Her creations reflected the styles that appealed to her.

“I’ve always loved modern and contemporary styles, metals and straight lines. That is what appeals to me in the pieces of art work and furniture I am drawn to,” Hurst said. “I also like the organic nature of metal and how metals change over time.”

In 2012, Hurst realized how much the pieces she created appealed to customers.

“Before then, I had been going to festivals and saying, kind of dismissively, ‘Oh, I made this.’ But 2012 was the year I did a lot of big shows and realized that people really wanted to buy these pieces. I also started to see repeat customers,” Hurst said.

Popular creations

One of the first pieces patrons responded to was the mixed metal bracelet.

“Each piece of the bracelet is a little piece of art and I link all the pieces together. The narrow bracelet is probably one of my best sellers,” Hurst said. “One of my favorite things to do is make the bracelets personal for people. I’ve made them where each link represented a child or grandchild. Some have included a charm that had the thumbprint of a loved one that died. And some were medic alert bracelets.”

Another best-seller is the elongated cross necklace.

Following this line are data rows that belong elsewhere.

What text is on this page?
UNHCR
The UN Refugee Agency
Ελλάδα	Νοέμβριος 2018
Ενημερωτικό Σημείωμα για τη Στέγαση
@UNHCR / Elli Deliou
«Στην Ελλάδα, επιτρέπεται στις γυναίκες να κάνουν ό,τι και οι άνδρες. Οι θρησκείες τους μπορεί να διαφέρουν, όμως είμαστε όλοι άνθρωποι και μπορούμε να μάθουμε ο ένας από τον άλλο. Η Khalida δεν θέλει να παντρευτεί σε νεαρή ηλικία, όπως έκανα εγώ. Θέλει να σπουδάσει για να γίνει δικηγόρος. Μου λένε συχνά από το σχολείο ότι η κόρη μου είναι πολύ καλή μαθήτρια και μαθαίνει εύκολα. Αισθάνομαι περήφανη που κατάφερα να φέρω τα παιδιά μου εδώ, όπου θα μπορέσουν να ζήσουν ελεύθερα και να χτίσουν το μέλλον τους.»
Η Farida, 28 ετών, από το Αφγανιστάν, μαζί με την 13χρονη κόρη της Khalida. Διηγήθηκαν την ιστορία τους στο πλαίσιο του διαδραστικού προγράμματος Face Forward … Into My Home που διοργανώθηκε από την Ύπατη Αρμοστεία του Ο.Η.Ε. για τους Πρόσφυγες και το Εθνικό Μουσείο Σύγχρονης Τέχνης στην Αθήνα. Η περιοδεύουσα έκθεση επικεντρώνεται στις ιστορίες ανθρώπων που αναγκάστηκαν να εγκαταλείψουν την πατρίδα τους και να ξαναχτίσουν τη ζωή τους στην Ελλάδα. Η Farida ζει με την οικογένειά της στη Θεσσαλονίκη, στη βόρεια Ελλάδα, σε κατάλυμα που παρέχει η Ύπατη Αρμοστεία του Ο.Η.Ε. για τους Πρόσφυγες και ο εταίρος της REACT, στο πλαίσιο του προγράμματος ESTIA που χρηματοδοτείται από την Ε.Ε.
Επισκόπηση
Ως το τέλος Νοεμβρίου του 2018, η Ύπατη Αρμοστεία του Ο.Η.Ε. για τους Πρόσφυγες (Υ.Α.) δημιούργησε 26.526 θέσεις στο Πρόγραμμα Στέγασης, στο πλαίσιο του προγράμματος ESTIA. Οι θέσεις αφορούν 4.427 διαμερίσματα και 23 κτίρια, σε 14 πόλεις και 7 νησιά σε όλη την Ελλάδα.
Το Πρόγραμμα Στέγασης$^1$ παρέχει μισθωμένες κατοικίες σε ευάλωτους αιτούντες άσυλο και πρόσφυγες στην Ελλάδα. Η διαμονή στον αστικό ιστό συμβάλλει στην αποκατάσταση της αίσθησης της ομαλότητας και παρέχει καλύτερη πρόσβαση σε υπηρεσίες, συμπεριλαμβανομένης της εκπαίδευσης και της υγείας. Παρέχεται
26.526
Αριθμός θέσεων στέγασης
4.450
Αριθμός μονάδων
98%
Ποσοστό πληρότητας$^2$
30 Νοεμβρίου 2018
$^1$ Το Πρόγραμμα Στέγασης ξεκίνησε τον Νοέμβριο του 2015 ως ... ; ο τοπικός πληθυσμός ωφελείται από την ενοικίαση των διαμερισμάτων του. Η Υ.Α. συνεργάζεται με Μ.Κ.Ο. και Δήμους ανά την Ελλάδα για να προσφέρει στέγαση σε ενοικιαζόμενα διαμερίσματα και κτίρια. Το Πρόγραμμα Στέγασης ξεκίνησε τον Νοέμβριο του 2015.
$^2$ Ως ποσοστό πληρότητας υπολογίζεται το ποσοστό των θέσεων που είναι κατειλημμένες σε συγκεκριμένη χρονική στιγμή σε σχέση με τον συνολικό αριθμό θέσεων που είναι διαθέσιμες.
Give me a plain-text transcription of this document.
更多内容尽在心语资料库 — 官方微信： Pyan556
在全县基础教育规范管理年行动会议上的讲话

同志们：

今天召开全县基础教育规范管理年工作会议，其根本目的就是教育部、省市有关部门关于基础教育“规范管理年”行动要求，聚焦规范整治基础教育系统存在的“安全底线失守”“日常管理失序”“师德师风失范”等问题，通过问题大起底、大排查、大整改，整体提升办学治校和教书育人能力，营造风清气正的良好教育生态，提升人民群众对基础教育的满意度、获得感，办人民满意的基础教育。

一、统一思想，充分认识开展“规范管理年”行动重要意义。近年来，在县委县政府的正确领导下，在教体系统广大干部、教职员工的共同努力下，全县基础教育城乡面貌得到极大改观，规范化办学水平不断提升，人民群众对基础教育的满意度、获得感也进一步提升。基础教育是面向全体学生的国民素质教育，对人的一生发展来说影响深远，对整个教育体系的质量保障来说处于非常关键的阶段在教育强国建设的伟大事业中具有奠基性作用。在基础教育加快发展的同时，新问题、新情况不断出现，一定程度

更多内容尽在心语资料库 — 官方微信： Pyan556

Hurst credited her mother for inspiring the piece.

“I was making small hand-forged crosses when my mother asked if I could make one that was long. She went on to describe exactly what she wanted. That is a piece that I’ve made over and over again,” Hurst said. “Even though I repeat a design, each piece is a little different because everything is handmade. I don’t use molds and nothing is cast. Everything is one of a kind.”

Hurst, who spends every day forging, soldering, hammering, filing and assembling pieces, continues to experiment with her art.

“I love going to workshops and learning. The workshops are like a retreat to me. I want to try different mediums, like pottery, not to develop it into a business, but to be able to take techniques from it and incorporate it into what I’m creating,” Hurst said.

River Clay 

Along with Hurst, other local artists showing at the River Clay Fine Arts Festival are Bonnie Hurst, Bryan Johnson, DeAnn Meely, Johanna Littleton, Kristi Hyde, Rebecca Sower and Rickie Higgins, all of Decatur; and Emily Barkley of Tanner. Artists also will represent Georgia, Tennessee, Mississippi, Michigan, Missouri, New York, Indiana, Kentucky, Florida, North Carolina, Louisiana and Ohio.

River Clay will take place on the grounds of City Hall, 9 a.m.-5 p.m. on Oct. 22 and 10 a.m.-4 p.m. on Oct. 23. Weekend passes cost $5 for adults and are free for children 12 and younger accompanied by an adult. The festival will kick off with River Clay Rendezvous, an arts patron preview party Oct. 21, 5-9 p.m. Tickets cost $60.